As with each of our major exhibitions, planning for this one began a full year before installation and we were working under pre-pandemic assumptions. However, we all know what happened in March, 2020. While I was thrilled to begin integrating the content for our exhibition designer, I shifted to remote work as did many people. My job as Exhibits Coordinator was transformed, and notably so was Undefeated.  Considering the situation after some weeks, we decided to launch the exhibition online, with longer articles by the committee along with the artwork, in early August 2020 followed by the print launch in the spring of 2021. Our related programming also changed and initiated our launch of the Art in the Libraries Virtual Program series. Our subsequent five programs were dedicated to various voter suppression topics in collaboration with the West Virginia Women Vote Coalition. This partnership expanded the audience of the exhibition and the virtual environment allowed for more community engagement. 

These exhibitions are a significant undertaking – integrating content from several textual and visual contributors, designing for the large space of the main floor, central staircase and atrium of the Downtown Campus Library, followed by printing and installation. But this integration allows us to highlight diverse perspectives, diverse media, and diverse disciplinary and cultural practices on the topic while offering library users interesting and poignant displays to ponder during their visit.

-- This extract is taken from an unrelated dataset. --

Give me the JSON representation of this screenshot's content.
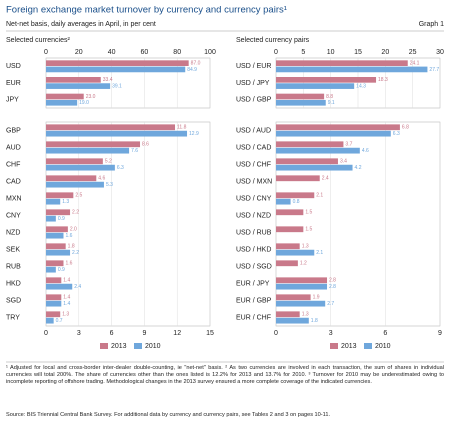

While the library supports the rotation of several smaller exhibitions concurrently at the campus libraries, it is important that we make this interdisciplinary exhibition shine. Fundraising is necessary to help underwrite the design, production, installation and programming. With much grant writing and outreach to campus and off-campus organizations, we were able to secure funding to complete Undefeated, including from:

Lead Exhibit Sponsors: WVU Libraries, WVU Humanities Center, and WVU Faculty Senate Community Engagement Grant.

Exhibits and Events Sponsor: Reed College of Media.

Exhibit Sponsors: WVU Division of Diversity, Equity and Inclusion; WVU Council for Women’s Concerns; WVU Loulie, the Valerie and William Canady College of Creative Arts; and West Virginia Humanities Council.

Supporters of WVU Libraries: Adventure West Virginia; Arts Monongahela; Morgantown Printing and Binding; and Catherine Wilson Jones.

The print installation is complete at the Downtown Campus Library (DCL) and thanks to the funding from these partners, offers a different and much more visual experience than the online exhibition through art with infographics and interactive elements designed by College of Creative Arts Graphic Design Professor Eve Faulkes. Because entry to the DCL is limited to WVU students, faculty and staff due to COVID, online viewers can experience the print exhibit via a walk through video on the Art in the Libraries Youtube channel. Anyone can also view all of the past virtual programs there as well.

We continued the conversation around women and voting with the last virtual program around the Equal Rights Amendment on April 8 now on YouTube, moderated by Danielle Emerling WVU Congressional & Political Papers Archivist. Emerling also curated the exhibition For the Dignity of Man and the Destiny of Democracy: The Voting Rights Act of 1965. This program also is in conjunction with the WVRHC exhibition,Women’s Suffrage in WV.

Thanks to the sponsoring partners, forged from all of this work and programming were so many new partnerships, and a new model for presenting exhibitions for the broadest impact; online and in print. The exhibition will live on, documented in both versions, on the WVU Research Repository.